28 Things You Learn At Lollapalooza
One city, three days, eight stages, 130 bands, 100,000 people. There is no escape.
1. Nothing can truly prepare you for the three-day musical and spiritual journey that is Lollapalooza in Chicago.
2. Getting your bag checked is the equivalent of hell itself.
3. There are more people than you will ever see in your life.
4. It takes approximately 48 days to walk from one side of the park to the other.
5. The Rain Gods do not care about you or anybody you love.
6. Ponchos are a necessary evil that will solve all of your problems and bring peace to your Earth.
7. Mud is Festival Enemy Number One.
8. Despite the weather, you will have the time of your life.
9. Iggy Azalea's waist defies all known rules of physics.
Scientists have tried to explain it. You yourself will try to make sense of it. But nobody can. Nobody ever will.
10. Lorde's hair is the most majestic creature on this planet, and seeing it in person is the cure to all of life's problems.
11. Rihanna makes literally everything better.
There is no life without Rihanna. There is either nothingness or Rihanna-ness.
12. The way Alex Turner combs his hair is capable of bringing all men, women, and children to their knees.
Nothing can possibly prepare you for the earth-shattering, tremor-inducing movements of Arctic Monkeys frontman Alex Turner running a comb through his perfectly greased hair, his shirt sleeves effortlessly folded, his guitar slung around his shoulders, gripping him where no one else can. Man or woman, gay or straight, your life changed in this moment. You became a different person. There was a time before this happened and then there was the beautiful light of all that came after.
13. Kings Of Leon are capable of silencing the entire Earth with a cover of Robyn's "Dancing On My Own."
14. You will never know who Calvin Harris truly is.
15. Every outfit is acceptable if you all agree to look insane.
16. A Hawaiian shirt is particularly fashionable if you try hard and believe in yourself.
17. Literally nobody can dance.
18. You will probably have no idea who 80 percent of the performers are.
19. PORT-A-POTTIES ARE THE BANE OF ALL HUMANITY'S EXISTENCE.
20. Everything smells, for better or worse, like beer, sweat, and deep dish pizza.

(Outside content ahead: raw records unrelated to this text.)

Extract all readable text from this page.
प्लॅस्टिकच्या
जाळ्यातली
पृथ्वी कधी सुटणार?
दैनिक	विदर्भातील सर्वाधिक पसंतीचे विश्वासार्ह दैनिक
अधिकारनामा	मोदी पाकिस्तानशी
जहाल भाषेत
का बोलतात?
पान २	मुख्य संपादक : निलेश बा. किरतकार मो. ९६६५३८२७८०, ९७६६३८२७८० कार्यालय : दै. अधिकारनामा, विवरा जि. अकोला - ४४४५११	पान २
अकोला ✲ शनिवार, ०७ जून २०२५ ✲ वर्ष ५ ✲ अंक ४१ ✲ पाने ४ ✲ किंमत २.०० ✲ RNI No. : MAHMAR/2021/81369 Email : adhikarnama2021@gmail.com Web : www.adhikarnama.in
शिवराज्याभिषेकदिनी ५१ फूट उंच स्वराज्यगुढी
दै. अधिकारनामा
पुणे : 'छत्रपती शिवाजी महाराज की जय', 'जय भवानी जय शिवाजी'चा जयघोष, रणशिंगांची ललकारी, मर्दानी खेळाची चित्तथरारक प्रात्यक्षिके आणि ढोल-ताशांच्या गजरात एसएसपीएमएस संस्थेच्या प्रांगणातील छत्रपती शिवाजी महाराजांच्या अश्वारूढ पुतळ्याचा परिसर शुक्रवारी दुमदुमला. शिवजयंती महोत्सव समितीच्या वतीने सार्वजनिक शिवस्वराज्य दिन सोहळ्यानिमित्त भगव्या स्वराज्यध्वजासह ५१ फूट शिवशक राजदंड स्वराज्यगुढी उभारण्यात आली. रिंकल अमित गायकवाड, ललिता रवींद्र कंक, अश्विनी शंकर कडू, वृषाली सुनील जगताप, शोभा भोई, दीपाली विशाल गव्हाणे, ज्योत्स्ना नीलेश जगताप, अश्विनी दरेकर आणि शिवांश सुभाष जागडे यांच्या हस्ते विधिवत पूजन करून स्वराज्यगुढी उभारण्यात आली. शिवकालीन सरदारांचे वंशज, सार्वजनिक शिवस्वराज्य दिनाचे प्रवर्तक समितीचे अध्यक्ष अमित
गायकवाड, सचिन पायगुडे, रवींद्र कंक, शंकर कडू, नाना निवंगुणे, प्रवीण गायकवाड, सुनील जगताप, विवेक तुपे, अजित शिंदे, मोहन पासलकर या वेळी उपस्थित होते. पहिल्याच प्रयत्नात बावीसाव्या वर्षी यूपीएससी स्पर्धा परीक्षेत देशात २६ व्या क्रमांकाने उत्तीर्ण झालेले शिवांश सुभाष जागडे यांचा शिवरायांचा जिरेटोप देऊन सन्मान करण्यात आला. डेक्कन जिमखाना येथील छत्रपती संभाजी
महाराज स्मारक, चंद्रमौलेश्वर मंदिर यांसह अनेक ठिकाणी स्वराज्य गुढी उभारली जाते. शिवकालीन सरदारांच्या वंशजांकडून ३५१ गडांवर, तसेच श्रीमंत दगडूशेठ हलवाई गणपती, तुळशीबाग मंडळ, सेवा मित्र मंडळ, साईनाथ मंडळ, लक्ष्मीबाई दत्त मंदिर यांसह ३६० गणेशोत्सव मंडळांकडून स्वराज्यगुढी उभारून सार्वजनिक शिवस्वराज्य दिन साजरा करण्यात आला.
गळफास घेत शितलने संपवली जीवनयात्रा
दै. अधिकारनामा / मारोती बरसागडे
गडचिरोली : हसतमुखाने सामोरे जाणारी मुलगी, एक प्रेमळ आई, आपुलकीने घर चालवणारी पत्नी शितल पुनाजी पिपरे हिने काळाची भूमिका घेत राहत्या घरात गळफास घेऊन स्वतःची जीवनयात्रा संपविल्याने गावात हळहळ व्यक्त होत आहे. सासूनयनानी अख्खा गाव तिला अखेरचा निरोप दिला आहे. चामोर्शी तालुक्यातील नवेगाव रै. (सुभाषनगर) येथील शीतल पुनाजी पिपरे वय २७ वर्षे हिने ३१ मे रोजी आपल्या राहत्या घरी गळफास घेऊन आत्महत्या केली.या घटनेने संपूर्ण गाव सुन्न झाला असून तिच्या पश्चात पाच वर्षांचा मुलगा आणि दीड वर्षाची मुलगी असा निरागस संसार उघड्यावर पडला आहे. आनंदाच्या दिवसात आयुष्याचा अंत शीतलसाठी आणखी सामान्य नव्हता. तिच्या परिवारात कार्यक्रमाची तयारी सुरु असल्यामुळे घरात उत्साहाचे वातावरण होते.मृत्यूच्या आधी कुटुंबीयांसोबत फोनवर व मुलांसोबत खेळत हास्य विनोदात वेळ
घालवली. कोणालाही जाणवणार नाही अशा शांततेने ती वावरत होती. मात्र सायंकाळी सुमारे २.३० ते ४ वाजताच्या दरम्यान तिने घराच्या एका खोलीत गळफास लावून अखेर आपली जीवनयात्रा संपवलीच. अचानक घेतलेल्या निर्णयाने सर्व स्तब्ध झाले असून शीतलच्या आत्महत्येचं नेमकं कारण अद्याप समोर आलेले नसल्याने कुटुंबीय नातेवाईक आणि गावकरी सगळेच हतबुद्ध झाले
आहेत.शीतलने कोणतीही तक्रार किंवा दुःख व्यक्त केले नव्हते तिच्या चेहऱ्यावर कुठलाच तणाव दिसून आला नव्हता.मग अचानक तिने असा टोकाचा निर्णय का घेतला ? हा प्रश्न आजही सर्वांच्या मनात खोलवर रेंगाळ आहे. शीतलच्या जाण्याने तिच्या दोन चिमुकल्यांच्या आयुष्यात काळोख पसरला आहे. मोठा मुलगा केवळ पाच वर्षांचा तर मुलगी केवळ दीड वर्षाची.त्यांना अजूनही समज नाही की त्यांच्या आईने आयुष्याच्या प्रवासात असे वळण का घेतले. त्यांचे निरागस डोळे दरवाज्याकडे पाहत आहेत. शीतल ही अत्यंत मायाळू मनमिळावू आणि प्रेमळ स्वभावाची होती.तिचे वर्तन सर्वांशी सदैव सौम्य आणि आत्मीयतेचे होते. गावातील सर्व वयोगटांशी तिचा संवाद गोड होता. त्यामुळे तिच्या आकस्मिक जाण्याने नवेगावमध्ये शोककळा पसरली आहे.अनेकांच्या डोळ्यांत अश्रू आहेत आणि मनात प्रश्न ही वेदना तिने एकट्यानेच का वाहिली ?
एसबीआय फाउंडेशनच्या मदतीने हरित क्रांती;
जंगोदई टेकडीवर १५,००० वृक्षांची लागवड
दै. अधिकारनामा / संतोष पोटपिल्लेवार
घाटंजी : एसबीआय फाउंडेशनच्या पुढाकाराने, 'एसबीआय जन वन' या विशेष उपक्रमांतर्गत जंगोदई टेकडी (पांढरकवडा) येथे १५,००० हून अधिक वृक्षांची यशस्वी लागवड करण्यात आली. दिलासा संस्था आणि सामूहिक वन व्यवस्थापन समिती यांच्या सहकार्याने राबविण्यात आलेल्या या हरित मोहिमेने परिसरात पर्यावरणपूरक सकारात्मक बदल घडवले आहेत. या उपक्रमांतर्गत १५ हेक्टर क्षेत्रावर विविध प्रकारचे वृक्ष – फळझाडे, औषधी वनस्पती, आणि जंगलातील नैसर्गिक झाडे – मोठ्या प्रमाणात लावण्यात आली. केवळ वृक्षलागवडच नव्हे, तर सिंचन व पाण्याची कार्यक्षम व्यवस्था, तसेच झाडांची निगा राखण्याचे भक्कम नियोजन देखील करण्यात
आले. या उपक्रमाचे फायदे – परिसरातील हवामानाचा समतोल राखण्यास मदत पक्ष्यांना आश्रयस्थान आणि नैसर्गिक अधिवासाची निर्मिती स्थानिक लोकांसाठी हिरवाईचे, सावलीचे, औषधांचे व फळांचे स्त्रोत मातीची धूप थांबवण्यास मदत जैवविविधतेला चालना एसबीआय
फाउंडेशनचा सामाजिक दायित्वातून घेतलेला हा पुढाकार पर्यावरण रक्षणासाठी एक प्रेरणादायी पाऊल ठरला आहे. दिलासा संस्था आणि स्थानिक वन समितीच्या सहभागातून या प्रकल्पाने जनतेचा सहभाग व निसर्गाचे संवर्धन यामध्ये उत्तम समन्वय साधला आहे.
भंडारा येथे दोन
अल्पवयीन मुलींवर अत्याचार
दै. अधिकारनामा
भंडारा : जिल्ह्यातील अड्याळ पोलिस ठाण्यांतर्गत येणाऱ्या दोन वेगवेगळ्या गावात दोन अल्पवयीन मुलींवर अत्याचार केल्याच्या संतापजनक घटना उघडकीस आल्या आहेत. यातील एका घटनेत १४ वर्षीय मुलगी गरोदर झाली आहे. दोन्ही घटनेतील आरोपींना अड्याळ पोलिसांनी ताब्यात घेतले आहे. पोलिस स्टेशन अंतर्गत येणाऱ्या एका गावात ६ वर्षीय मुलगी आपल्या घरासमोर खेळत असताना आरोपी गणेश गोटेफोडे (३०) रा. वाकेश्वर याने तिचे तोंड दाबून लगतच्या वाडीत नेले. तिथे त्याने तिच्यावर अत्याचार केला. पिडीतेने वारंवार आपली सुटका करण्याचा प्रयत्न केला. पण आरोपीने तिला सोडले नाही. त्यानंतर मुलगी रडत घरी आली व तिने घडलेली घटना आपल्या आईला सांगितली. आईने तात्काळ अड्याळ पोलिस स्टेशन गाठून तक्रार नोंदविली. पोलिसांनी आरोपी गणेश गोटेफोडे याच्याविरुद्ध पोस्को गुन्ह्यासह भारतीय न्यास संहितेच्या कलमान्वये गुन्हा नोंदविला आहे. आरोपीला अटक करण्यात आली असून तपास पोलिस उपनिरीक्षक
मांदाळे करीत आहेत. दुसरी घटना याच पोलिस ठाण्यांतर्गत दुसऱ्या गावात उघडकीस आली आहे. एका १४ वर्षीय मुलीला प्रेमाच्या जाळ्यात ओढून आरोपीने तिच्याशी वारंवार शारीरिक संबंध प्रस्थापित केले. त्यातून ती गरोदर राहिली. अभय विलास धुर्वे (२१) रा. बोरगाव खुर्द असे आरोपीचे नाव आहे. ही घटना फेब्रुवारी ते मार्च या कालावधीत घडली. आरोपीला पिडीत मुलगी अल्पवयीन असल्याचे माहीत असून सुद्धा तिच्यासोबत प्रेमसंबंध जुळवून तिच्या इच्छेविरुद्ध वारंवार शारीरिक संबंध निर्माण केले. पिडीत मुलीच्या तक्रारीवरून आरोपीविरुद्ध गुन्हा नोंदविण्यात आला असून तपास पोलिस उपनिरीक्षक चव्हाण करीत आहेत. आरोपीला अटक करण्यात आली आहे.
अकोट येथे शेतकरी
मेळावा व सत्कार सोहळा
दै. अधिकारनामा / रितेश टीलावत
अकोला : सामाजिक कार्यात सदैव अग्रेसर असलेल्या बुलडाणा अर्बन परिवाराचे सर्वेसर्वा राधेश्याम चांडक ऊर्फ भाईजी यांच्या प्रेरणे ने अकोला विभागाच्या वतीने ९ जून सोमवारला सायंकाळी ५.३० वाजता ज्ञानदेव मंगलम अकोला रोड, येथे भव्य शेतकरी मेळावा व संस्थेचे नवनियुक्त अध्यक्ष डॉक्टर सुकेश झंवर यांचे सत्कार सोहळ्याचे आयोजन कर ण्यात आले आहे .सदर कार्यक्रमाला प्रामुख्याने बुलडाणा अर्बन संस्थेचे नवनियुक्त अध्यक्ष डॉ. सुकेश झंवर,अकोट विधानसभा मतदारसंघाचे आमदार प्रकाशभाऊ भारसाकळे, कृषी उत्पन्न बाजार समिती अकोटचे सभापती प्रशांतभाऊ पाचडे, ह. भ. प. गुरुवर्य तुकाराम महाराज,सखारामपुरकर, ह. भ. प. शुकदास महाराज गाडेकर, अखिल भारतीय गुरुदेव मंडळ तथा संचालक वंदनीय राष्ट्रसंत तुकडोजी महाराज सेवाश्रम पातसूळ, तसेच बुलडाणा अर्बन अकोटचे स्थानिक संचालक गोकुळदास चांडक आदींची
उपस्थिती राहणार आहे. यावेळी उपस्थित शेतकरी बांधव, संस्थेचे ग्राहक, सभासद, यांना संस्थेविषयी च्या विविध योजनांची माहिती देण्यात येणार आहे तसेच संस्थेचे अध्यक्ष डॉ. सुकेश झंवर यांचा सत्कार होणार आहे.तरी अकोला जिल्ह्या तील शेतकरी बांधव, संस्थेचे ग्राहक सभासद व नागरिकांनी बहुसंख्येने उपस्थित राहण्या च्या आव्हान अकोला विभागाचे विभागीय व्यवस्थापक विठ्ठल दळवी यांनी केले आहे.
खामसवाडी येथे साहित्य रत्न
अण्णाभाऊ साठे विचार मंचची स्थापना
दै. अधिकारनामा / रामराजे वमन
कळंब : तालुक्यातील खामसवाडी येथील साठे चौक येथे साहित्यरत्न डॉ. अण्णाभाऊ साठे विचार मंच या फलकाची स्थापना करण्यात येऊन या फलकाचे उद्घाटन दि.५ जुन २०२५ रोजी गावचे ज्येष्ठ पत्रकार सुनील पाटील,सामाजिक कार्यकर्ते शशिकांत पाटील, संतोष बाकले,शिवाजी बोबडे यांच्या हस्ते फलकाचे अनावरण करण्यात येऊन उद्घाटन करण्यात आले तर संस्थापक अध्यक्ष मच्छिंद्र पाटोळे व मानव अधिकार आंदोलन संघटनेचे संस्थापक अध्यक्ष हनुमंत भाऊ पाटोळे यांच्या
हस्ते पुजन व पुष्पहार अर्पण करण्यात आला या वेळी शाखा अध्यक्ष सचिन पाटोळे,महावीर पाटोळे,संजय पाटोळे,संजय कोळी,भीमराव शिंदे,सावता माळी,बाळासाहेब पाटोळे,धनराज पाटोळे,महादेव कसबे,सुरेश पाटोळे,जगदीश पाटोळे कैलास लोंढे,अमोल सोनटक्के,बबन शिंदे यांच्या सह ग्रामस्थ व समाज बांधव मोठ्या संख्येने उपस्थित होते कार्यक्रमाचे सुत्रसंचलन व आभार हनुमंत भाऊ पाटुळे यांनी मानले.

21. There is no escaping the music. It's everywhere around you. It owns you now.
22. Crowdsurfers will murder you.
23. People who sit on other people's shoulders will murder you.
24. Gary Busey's face is quite possibly the most important way to not get lost in this world of darkness.
25. If you pay $8 for a beer, you may as well make the most of it.
26. Someone far more important than you is always maybe right next to you at any moment.
Could be Malia Obama. Could be Barack himself. You never know.